Any ideas to run this in acceptable time?

Edit:
Okay I understand now, you want to find all simple paths from a vertex in a directed graph. So a depth-first search with backtracking would be suitable, as you have realised. The general idea is to go to a neighbour, then go to another one (not one which you've visited), and keep going until you hit a dead end. Then backtrack to the last vertex you were at and pick a different neighbour, etc.
You need to get the fiddly bits right, but it shouldn't be too hard. E.g. at every step you need to label the vertices 'explored' or 'unexplored' depending on whether you've already visited them before. The performance shouldn't be an issue, a properly implemented algorithm should take maybe O(n^2) time. So I don't know what you are doing wrong, perhaps you are visiting too many neighbours? E.g. maybe you are revisiting neighbours that you've already visited, and going round in loops or something.
I haven't really read your program, but the Wiki page on Depth-first Search has a short, simple pseudocode program which you can try to copy in your language. Store the graphs as Adjacency Lists to make it easier.
Edit:
Yes, sorry, you are right, the standard DFS search won't work as it stands, you need to adjust it slightly so that does revisit vertices it has visited before. So you are allowed to visit any vertices except the ones you have already stored in your current path.
This of course means my running time was completely wrong, the complexity of your algorithm will be through the roof. If the average complexity of your graph is d+1, then there will be approximately d*d*d*...*d = d^n possible paths.
So even if every vertex has only 3 neighbours, there's still quite a few paths when you get above 20 vertices.
There's no way around that really, because if you want your program to output all possible paths then indeed you will have to output all d^n of them.
I'm interested to know whether you need this for a specific task, or are just trying to program this out of interest. If the latter, you will just have to be happy with small, sparsely connected graphs.

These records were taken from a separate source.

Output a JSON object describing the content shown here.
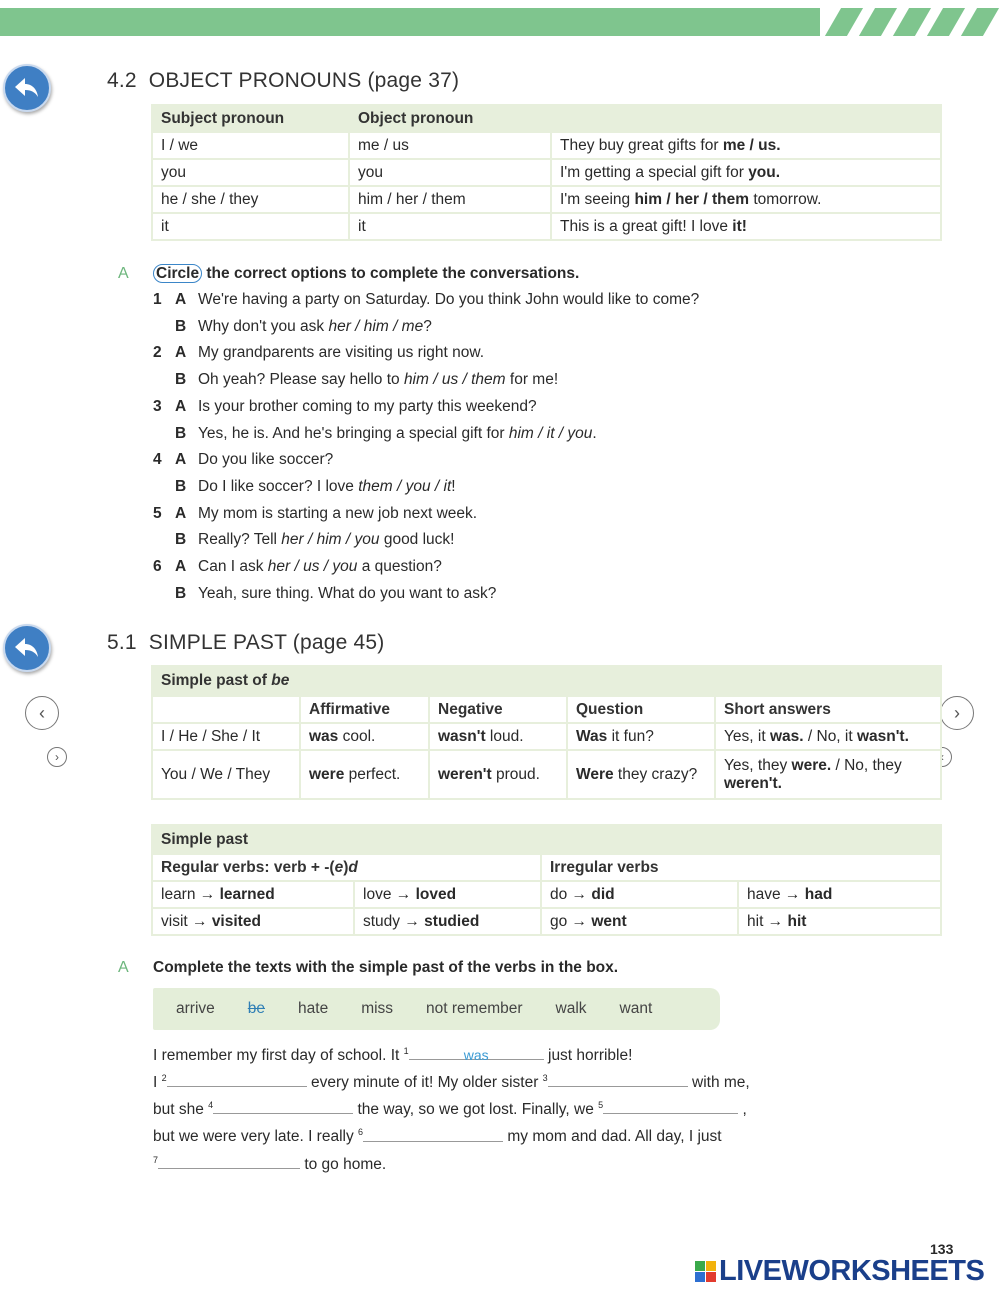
{
  "colors": {
    "band": "#7fc58e",
    "accent_blue": "#3f7fc4",
    "table_bg": "#e7efdc",
    "answer": "#3b9bd4"
  },
  "sec1": {
    "num": "4.2",
    "title": "OBJECT PRONOUNS (page 37)",
    "headers": [
      "Subject pronoun",
      "Object pronoun",
      ""
    ],
    "rows": [
      {
        "s": "I / we",
        "o": "me / us",
        "e": [
          {
            "t": "They buy great gifts for "
          },
          {
            "t": "me / us.",
            "s": "b"
          }
        ]
      },
      {
        "s": "you",
        "o": "you",
        "e": [
          {
            "t": "I'm getting a special gift for "
          },
          {
            "t": "you.",
            "s": "b"
          }
        ]
      },
      {
        "s": "he / she / they",
        "o": "him / her / them",
        "e": [
          {
            "t": "I'm seeing "
          },
          {
            "t": "him / her / them",
            "s": "b"
          },
          {
            "t": " tomorrow."
          }
        ]
      },
      {
        "s": "it",
        "o": "it",
        "e": [
          {
            "t": "This is a great gift! I love "
          },
          {
            "t": "it!",
            "s": "b"
          }
        ]
      }
    ]
  },
  "ex1": {
    "letter": "A",
    "circle_word": "Circle",
    "instruction": " the correct options to complete the conversations.",
    "items": [
      {
        "n": "1",
        "a": [
          {
            "t": "We're having a party on Saturday. Do you think John would like to come?"
          }
        ],
        "b": [
          {
            "t": "Why don't you ask "
          },
          {
            "t": "her / him / me",
            "s": "i"
          },
          {
            "t": "?"
          }
        ]
      },
      {
        "n": "2",
        "a": [
          {
            "t": "My grandparents are visiting us right now."
          }
        ],
        "b": [
          {
            "t": "Oh yeah? Please say hello to "
          },
          {
            "t": "him / us / them",
            "s": "i"
          },
          {
            "t": " for me!"
          }
        ]
      },
      {
        "n": "3",
        "a": [
          {
            "t": "Is your brother coming to my party this weekend?"
          }
        ],
        "b": [
          {
            "t": "Yes, he is. And he's bringing a special gift for "
          },
          {
            "t": "him / it / you",
            "s": "i"
          },
          {
            "t": "."
          }
        ]
      },
      {
        "n": "4",
        "a": [
          {
            "t": "Do you like soccer?"
          }
        ],
        "b": [
          {
            "t": "Do I like soccer? I love "
          },
          {
            "t": "them / you / it",
            "s": "i"
          },
          {
            "t": "!"
          }
        ]
      },
      {
        "n": "5",
        "a": [
          {
            "t": "My mom is starting a new job next week."
          }
        ],
        "b": [
          {
            "t": "Really? Tell "
          },
          {
            "t": "her / him / you",
            "s": "i"
          },
          {
            "t": " good luck!"
          }
        ]
      },
      {
        "n": "6",
        "a": [
          {
            "t": "Can I ask "
          },
          {
            "t": "her / us / you",
            "s": "i"
          },
          {
            "t": " a question?"
          }
        ],
        "b": [
          {
            "t": "Yeah, sure thing. What do you want to ask?"
          }
        ]
      }
    ],
    "speakerA": "A",
    "speakerB": "B"
  },
  "sec2": {
    "num": "5.1",
    "title": "SIMPLE PAST (page 45)",
    "be_table": {
      "title": [
        {
          "t": "Simple past of "
        },
        {
          "t": "be",
          "s": "i"
        }
      ],
      "headers": [
        "",
        "Affirmative",
        "Negative",
        "Question",
        "Short answers"
      ],
      "rows": [
        [
          [
            {
              "t": "I / He / She / It"
            }
          ],
          [
            {
              "t": "was",
              "s": "b"
            },
            {
              "t": " cool."
            }
          ],
          [
            {
              "t": "wasn't",
              "s": "b"
            },
            {
              "t": " loud."
            }
          ],
          [
            {
              "t": "Was",
              "s": "b"
            },
            {
              "t": " it fun?"
            }
          ],
          [
            {
              "t": "Yes, it "
            },
            {
              "t": "was.",
              "s": "b"
            },
            {
              "t": " / No, it "
            },
            {
              "t": "wasn't.",
              "s": "b"
            }
          ]
        ],
        [
          [
            {
              "t": "You / We / They"
            }
          ],
          [
            {
              "t": "were",
              "s": "b"
            },
            {
              "t": " perfect."
            }
          ],
          [
            {
              "t": "weren't",
              "s": "b"
            },
            {
              "t": " proud."
            }
          ],
          [
            {
              "t": "Were",
              "s": "b"
            },
            {
              "t": " they crazy?"
            }
          ],
          [
            {
              "t": "Yes, they "
            },
            {
              "t": "were.",
              "s": "b"
            },
            {
              "t": " / No, they "
            },
            {
              "t": "weren't.",
              "s": "b"
            }
          ]
        ]
      ]
    },
    "past_table": {
      "title": "Simple past",
      "regular_header": [
        {
          "t": "Regular verbs: verb + -("
        },
        {
          "t": "e",
          "s": "i"
        },
        {
          "t": ")"
        },
        {
          "t": "d",
          "s": "i"
        }
      ],
      "irregular_header": "Irregular verbs",
      "rows": [
        [
          [
            {
              "t": "learn → "
            },
            {
              "t": "learned",
              "s": "b"
            }
          ],
          [
            {
              "t": "love → "
            },
            {
              "t": "loved",
              "s": "b"
            }
          ],
          [
            {
              "t": "do → "
            },
            {
              "t": "did",
              "s": "b"
            }
          ],
          [
            {
              "t": "have → "
            },
            {
              "t": "had",
              "s": "b"
            }
          ]
        ],
        [
          [
            {
              "t": "visit → "
            },
            {
              "t": "visited",
              "s": "b"
            }
          ],
          [
            {
              "t": "study → "
            },
            {
              "t": "studied",
              "s": "b"
            }
          ],
          [
            {
              "t": "go → "
            },
            {
              "t": "went",
              "s": "b"
            }
          ],
          [
            {
              "t": "hit → "
            },
            {
              "t": "hit",
              "s": "b"
            }
          ]
        ]
      ]
    }
  },
  "ex2": {
    "letter": "A",
    "instruction": "Complete the texts with the simple past of the verbs in the box.",
    "words": [
      "arrive",
      "be",
      "hate",
      "miss",
      "not remember",
      "walk",
      "want"
    ],
    "p": {
      "l1a": "I remember my first day of school. It ",
      "b1": "was",
      "l1b": " just horrible!",
      "l2a": "I ",
      "l2b": " every minute of it! My older sister ",
      "l2c": " with me,",
      "l3a": "but she ",
      "l3b": " the way, so we got lost. Finally, we ",
      "l3c": " ,",
      "l4a": "but we were very late. I really ",
      "l4b": " my mom and dad. All day, I just",
      "l5b": " to go home."
    },
    "nums": [
      "1",
      "2",
      "3",
      "4",
      "5",
      "6",
      "7"
    ]
  },
  "footer": {
    "page": "133",
    "logo": "LIVEWORKSHEETS"
  },
  "icons": [
    "back-arrow-icon",
    "chevron-left-icon",
    "chevron-right-icon"
  ]
}
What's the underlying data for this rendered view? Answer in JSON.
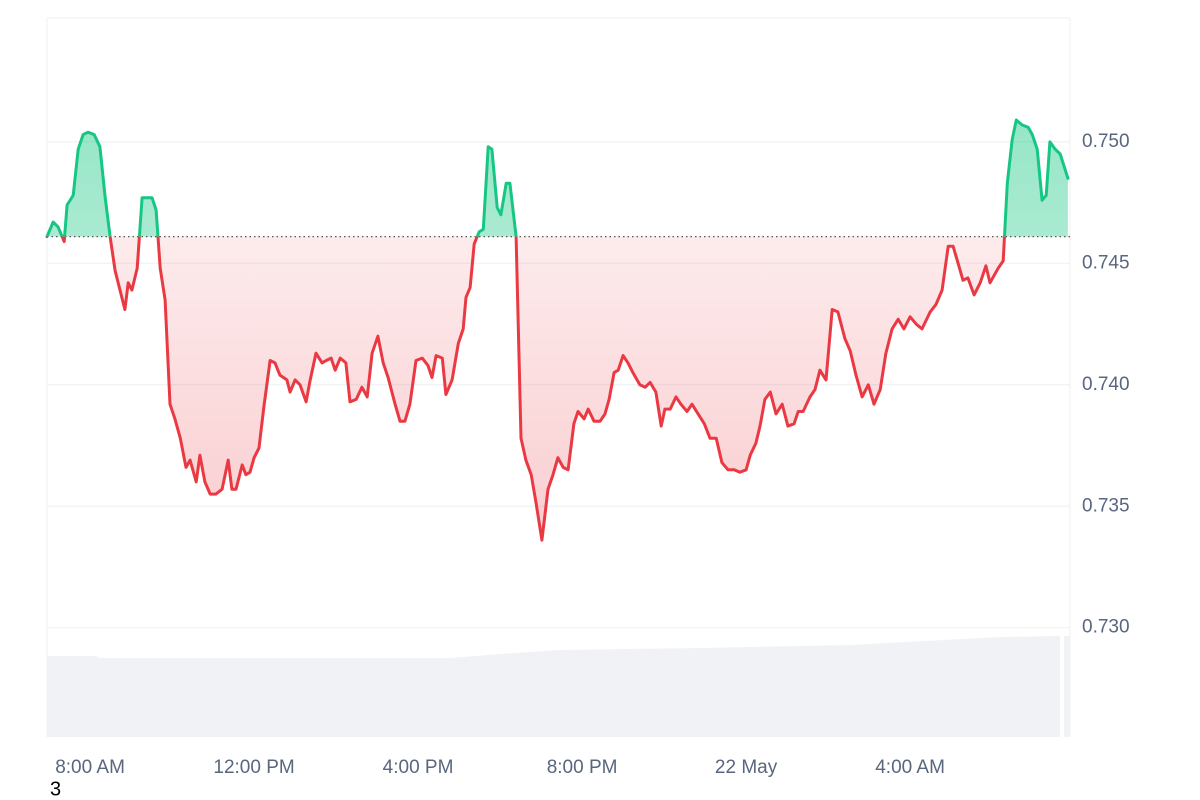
{
  "chart_data": {
    "type": "line",
    "baseline": 0.7461,
    "up_color": "#16c784",
    "down_color": "#ea3943",
    "grid": true,
    "ylim": [
      0.7255,
      0.7551
    ],
    "yticks": [
      {
        "value": 0.73,
        "label": "0.730"
      },
      0.735,
      {
        "value": 0.74,
        "label": "0.740"
      },
      0.745,
      {
        "value": 0.75,
        "label": "0.750"
      }
    ],
    "xlim": [
      6.95,
      31.9
    ],
    "xticks": [
      {
        "value": 8,
        "label": "8:00 AM"
      },
      {
        "value": 12,
        "label": "12:00 PM"
      },
      {
        "value": 16,
        "label": "4:00 PM"
      },
      {
        "value": 20,
        "label": "8:00 PM"
      },
      {
        "value": 24,
        "label": "22 May"
      },
      {
        "value": 28,
        "label": "4:00 AM"
      }
    ],
    "annotation": "3",
    "x": [
      6.95,
      7.1,
      7.22,
      7.37,
      7.44,
      7.59,
      7.71,
      7.83,
      7.95,
      8.1,
      8.24,
      8.37,
      8.49,
      8.61,
      8.73,
      8.85,
      8.93,
      9.02,
      9.15,
      9.27,
      9.37,
      9.51,
      9.61,
      9.71,
      9.83,
      9.95,
      10.07,
      10.2,
      10.34,
      10.44,
      10.59,
      10.68,
      10.8,
      10.93,
      11.07,
      11.22,
      11.37,
      11.46,
      11.56,
      11.71,
      11.8,
      11.9,
      12.0,
      12.12,
      12.24,
      12.39,
      12.51,
      12.63,
      12.8,
      12.88,
      13.0,
      13.12,
      13.27,
      13.37,
      13.51,
      13.66,
      13.76,
      13.88,
      13.98,
      14.1,
      14.24,
      14.34,
      14.49,
      14.63,
      14.76,
      14.88,
      15.02,
      15.15,
      15.27,
      15.44,
      15.56,
      15.68,
      15.8,
      15.95,
      16.1,
      16.24,
      16.34,
      16.44,
      16.59,
      16.68,
      16.83,
      16.98,
      17.1,
      17.17,
      17.27,
      17.37,
      17.49,
      17.59,
      17.71,
      17.8,
      17.93,
      18.02,
      18.15,
      18.24,
      18.39,
      18.51,
      18.63,
      18.76,
      18.88,
      19.02,
      19.17,
      19.29,
      19.41,
      19.54,
      19.66,
      19.8,
      19.9,
      20.05,
      20.15,
      20.29,
      20.44,
      20.56,
      20.66,
      20.78,
      20.88,
      21.0,
      21.12,
      21.24,
      21.41,
      21.54,
      21.66,
      21.8,
      21.93,
      22.02,
      22.15,
      22.29,
      22.41,
      22.56,
      22.68,
      22.83,
      22.98,
      23.12,
      23.27,
      23.41,
      23.56,
      23.71,
      23.85,
      24.0,
      24.1,
      24.24,
      24.34,
      24.46,
      24.59,
      24.73,
      24.88,
      25.02,
      25.17,
      25.27,
      25.39,
      25.56,
      25.68,
      25.8,
      25.95,
      26.1,
      26.24,
      26.41,
      26.54,
      26.68,
      26.83,
      26.98,
      27.12,
      27.27,
      27.41,
      27.56,
      27.71,
      27.85,
      28.0,
      28.15,
      28.29,
      28.49,
      28.63,
      28.78,
      28.93,
      29.05,
      29.17,
      29.29,
      29.41,
      29.56,
      29.71,
      29.85,
      29.95,
      30.15,
      30.27,
      30.37,
      30.49,
      30.59,
      30.73,
      30.88,
      30.98,
      31.1,
      31.22,
      31.32,
      31.41,
      31.54,
      31.66,
      31.85
    ],
    "values": [
      0.7461,
      0.7467,
      0.7465,
      0.7459,
      0.7474,
      0.7478,
      0.7497,
      0.7503,
      0.7504,
      0.7503,
      0.7498,
      0.7477,
      0.7461,
      0.7447,
      0.7439,
      0.7431,
      0.7442,
      0.7439,
      0.7448,
      0.7477,
      0.7477,
      0.7477,
      0.7472,
      0.7448,
      0.7435,
      0.7392,
      0.7386,
      0.7378,
      0.7366,
      0.7369,
      0.736,
      0.7371,
      0.736,
      0.7355,
      0.7355,
      0.7357,
      0.7369,
      0.7357,
      0.7357,
      0.7367,
      0.7363,
      0.7364,
      0.737,
      0.7374,
      0.7391,
      0.741,
      0.7409,
      0.7404,
      0.7402,
      0.7397,
      0.7402,
      0.74,
      0.7393,
      0.7402,
      0.7413,
      0.7409,
      0.741,
      0.7411,
      0.7406,
      0.7411,
      0.7409,
      0.7393,
      0.7394,
      0.7399,
      0.7395,
      0.7413,
      0.742,
      0.7409,
      0.7403,
      0.7392,
      0.7385,
      0.7385,
      0.7392,
      0.741,
      0.7411,
      0.7408,
      0.7403,
      0.7412,
      0.7411,
      0.7396,
      0.7402,
      0.7417,
      0.7423,
      0.7436,
      0.744,
      0.7458,
      0.7463,
      0.7464,
      0.7498,
      0.7497,
      0.7473,
      0.747,
      0.7483,
      0.7483,
      0.7461,
      0.7378,
      0.7369,
      0.7363,
      0.7351,
      0.7336,
      0.7357,
      0.7363,
      0.737,
      0.7366,
      0.7365,
      0.7384,
      0.7389,
      0.7386,
      0.739,
      0.7385,
      0.7385,
      0.7388,
      0.7394,
      0.7405,
      0.7406,
      0.7412,
      0.7409,
      0.7405,
      0.74,
      0.7399,
      0.7401,
      0.7397,
      0.7383,
      0.739,
      0.739,
      0.7395,
      0.7392,
      0.7389,
      0.7392,
      0.7388,
      0.7384,
      0.7378,
      0.7378,
      0.7368,
      0.7365,
      0.7365,
      0.7364,
      0.7365,
      0.7371,
      0.7376,
      0.7383,
      0.7394,
      0.7397,
      0.7388,
      0.7392,
      0.7383,
      0.7384,
      0.7389,
      0.7389,
      0.7395,
      0.7398,
      0.7406,
      0.7402,
      0.7431,
      0.743,
      0.7419,
      0.7414,
      0.7404,
      0.7395,
      0.74,
      0.7392,
      0.7398,
      0.7413,
      0.7423,
      0.7427,
      0.7423,
      0.7428,
      0.7425,
      0.7423,
      0.743,
      0.7433,
      0.7439,
      0.7457,
      0.7457,
      0.745,
      0.7443,
      0.7444,
      0.7437,
      0.7442,
      0.7449,
      0.7442,
      0.7448,
      0.7451,
      0.7483,
      0.7501,
      0.7509,
      0.7507,
      0.7506,
      0.7503,
      0.7497,
      0.7476,
      0.7478,
      0.75,
      0.7497,
      0.7495,
      0.7485
    ]
  }
}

I don't understand question. If I have graph G = (V, E) = ({A,B}, {(A,B),(B,A)}), there is infinite paths from A to B {[A,B], [A,B,A,B], [A,B,A,B,A,B], ...}. How I can find all possible paths to any vertex in cyclic graph?
Edit:
Did you even tried compute or guess growing of possible paths for some graphs? If you have fully connected graph you will get
2 - 1
3 - 4
4 - 15
5 - 64
6 - 325
7 - 1956
8 - 13699
9 - 109600
10 - 986409
11 - 9864100
12 - 108505111
13 - 1302061344
14 - 16926797485
15 - 236975164804
16 - 3554627472075
17 - 56874039553216
18 - 966858672404689
19 - 17403456103284420
20 - 330665665962403999
Are you sure you would like find all paths for all nodes? It means if you compute one milion paths in one second it would take 10750 years to compute all paths to all nodes in fully connected graph with 20 nodes. It is upper bound for your task so I think you don't would like do it. I think you want something else.

Not an improved algorithmic solution by any means, but you can often improve performance by spawning multiple worker threads, potentially here one for each first level node and then aggregating the results. This can often improve naive brute force algorithms relatively easily.
You can see an example here: Some Erlang Matrix Functions, in the maximise_assignment function (comments starting on line 191 as of today). Again, the underlying algorithm there is fairly naive and brute force, but the parallelisation speeds it up quite well for many forms of matrices.
I have used a similar approach in the past to find the number of Hamiltonian Paths in a graph.